The vast majority of this country feels frustrated with the direction we’re headed, and the cause is that flows of information have gone from bottom-up mandates of the people to top-down explanations and action plans coming from self-serving agendas. In other words, apathy—comfort that the slimeball on TV is trustworthy—is what allows us to be fooled into things that serve only to calcify and enrich existing power structures. Most of the electorate today is so used to being duped, they don’t even mind that our two major parties have entirely different sets of “objective” facts. Such a system of government is not democracy. It is a plutocracy with the tacit permission of a clueless public.
I encourage everyone who is eligible to vote to do so. But if you are going to do it, know what you’re voting for. Vote for something that makes sense to you, something that aligns with your beliefs. Do not ask someone else who to vote for. This country does not need another careless voter convinced that his opinions have anything to do with him.
And I swear to God: anyone who lets a campaign ad sway them should have to reapply for citizenship.
The Way Democracy Never Works
Not voting represents a citizenry slowly abdicating control of their country. It aids those who appropriate our government for their own gain.

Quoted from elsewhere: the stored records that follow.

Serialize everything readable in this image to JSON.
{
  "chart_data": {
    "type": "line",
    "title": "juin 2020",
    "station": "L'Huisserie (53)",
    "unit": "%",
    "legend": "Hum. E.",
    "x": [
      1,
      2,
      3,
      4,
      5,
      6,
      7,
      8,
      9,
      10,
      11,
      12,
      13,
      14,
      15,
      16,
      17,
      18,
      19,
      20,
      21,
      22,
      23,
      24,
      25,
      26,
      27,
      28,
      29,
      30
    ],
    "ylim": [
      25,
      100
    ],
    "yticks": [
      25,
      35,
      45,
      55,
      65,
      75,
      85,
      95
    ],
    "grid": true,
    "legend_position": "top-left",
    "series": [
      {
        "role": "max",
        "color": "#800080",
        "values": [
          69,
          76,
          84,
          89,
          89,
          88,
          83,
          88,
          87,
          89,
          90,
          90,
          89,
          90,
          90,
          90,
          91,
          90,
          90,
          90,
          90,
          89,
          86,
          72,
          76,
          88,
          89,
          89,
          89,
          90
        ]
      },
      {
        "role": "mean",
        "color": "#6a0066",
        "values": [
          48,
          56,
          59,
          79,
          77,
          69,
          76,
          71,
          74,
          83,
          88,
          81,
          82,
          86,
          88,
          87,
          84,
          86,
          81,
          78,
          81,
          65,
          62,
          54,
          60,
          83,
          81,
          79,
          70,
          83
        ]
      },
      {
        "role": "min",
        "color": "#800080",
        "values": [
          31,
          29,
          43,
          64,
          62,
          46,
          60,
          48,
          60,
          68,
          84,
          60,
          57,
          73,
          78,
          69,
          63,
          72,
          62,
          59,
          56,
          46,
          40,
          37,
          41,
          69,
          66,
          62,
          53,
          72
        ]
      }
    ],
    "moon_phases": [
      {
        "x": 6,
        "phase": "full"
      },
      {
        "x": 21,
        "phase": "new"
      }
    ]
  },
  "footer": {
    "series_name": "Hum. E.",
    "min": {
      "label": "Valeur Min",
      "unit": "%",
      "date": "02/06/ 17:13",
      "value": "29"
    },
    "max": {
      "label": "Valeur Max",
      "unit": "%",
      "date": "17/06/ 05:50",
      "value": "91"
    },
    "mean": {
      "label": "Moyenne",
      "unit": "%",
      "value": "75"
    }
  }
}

It vitalizes the forces responsible for the disenchantment that has come to replace civic pride—and that keeps non-voters at home.
The American government is the most preponderant entity the world has ever seen, and those who can wield it profit obscenely. The discourse that Washington encourages serves mostly to distract and disenfranchise the average American so as to prevent them from feeling they have a stake in this country. The fewer people vote, the smaller of a hurdle public opinion becomes, and the easier it is to clear it with a plunderous agenda. The partisans who are tearing this country apart know that their virulent bases will turn out for them. But if the moderates who don’t align themselves with that triviality stay at home, they fail to place reason in government and even more people lose their voice from the American plurality. Those who surrender their right to vote out of disgust directly worsen the problem by empowering the reasons they were disgusted in the first place.
The only way to extract good governance from elected officials is to demand it of them. On Tuesday, you will have the chance to do that.
Your bong will be there when you get back.